Pour éviter le pire, je suis allée chez MSF pour chercher des moyens de contraception afin de ne pas tomber enceinte si je suis agressée. Je ne pourrais pas nourrir davantage d’enfants » raconte une femme soignée dans la clinique MSF à Rusayo.

« En plus des conséquences médicales, les femmes que l’on reçoit souffrent de troubles émotionnels, d’anxiété, de dépression ou d’insomnie. Nous les accompagnons aussi pour éviter que leur état psychologique s’aggrave à un moment où elles doivent rester particulièrement fortes pour faire face aux difficultés quotidiennes » explique Jerlace Mulekya, superviseur santé mentale dans la clinique MSF à Lushagala.

Malgré une amélioration dans l’accès à l’eau, aux latrines et à d’autres services de base dans certains sites au cours des derniers mois, les femmes continuent de vivre dans de mauvaises conditions d’hygiène.

J’ai souvent des infections, et c’est très difficile d’obtenir du savon » déplore une jeune femme enceinte de 3 mois rencontrée dans le camp de Rusayo.

Dans la maternité appuyée par MSF à Kanyaruchinya, une femme qui vient d’accoucher raconte qu’elle n’a rien trouvé à manger depuis la veille. « C’est la nourriture qui donne de la force. Si je ne mange pas, le bébé n’aura pas à manger non plus, il faut que j’aie du lait à lui donner ».

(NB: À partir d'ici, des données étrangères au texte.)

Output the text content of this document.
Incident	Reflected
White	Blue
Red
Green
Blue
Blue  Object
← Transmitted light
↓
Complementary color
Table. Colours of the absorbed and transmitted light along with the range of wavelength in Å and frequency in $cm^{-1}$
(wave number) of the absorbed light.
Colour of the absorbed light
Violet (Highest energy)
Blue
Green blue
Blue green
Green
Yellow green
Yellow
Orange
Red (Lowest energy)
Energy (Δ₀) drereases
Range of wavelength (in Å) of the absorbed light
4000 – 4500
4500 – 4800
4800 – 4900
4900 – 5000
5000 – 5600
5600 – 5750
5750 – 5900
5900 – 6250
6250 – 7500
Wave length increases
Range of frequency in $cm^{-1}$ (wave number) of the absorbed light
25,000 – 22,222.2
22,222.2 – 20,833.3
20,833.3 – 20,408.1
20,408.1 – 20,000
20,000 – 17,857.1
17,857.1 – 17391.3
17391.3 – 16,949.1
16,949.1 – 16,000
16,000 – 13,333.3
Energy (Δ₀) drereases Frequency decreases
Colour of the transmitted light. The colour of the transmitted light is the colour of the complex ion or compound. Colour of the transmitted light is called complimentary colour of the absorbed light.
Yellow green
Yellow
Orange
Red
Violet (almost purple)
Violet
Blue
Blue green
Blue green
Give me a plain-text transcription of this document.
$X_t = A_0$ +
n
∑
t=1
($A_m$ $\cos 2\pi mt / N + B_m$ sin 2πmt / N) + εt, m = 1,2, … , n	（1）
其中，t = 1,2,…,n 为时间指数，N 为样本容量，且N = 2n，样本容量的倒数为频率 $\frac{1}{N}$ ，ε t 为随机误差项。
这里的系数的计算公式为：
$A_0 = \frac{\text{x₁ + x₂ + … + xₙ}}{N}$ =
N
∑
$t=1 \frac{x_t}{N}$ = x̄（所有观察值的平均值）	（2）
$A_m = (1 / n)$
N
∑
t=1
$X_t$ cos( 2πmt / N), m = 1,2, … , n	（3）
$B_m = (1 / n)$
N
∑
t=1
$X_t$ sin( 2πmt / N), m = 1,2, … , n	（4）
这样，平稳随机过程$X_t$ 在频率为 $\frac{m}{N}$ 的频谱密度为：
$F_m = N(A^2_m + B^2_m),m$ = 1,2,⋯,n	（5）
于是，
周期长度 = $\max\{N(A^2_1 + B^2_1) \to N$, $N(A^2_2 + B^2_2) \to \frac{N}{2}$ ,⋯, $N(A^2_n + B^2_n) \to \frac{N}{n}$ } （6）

Nous sommes une organisation médicale humanitaire, les autres acteurs ainsi que les autorités congolaises doivent se mobiliser davantage pour prévenir les violences à l’encontre des femmes, assurer leur protection dans les camps et mettre fin à l’impunité des auteurs de ces crimes » déclare Rasmane Kabore.

« Dans cet objectif, les bailleurs doivent continuer à accroître leurs financements et les acteurs de l’aide humanitaire leurs efforts pour améliorer les conditions des femmes ; cela passe notamment par un meilleur accès à la nourriture, la distribution de combustibles et de dispositifs de cuisine, la mise en place de services de protection sociaux et légaux pour que les femmes se sentent en sécurité. Pour les victimes, une approche holistique, basée sur leurs besoins et leurs préférences et un soutien économique conséquent doivent être mise en œuvre pour leur permettre une réinsertion sociale », conclut-il.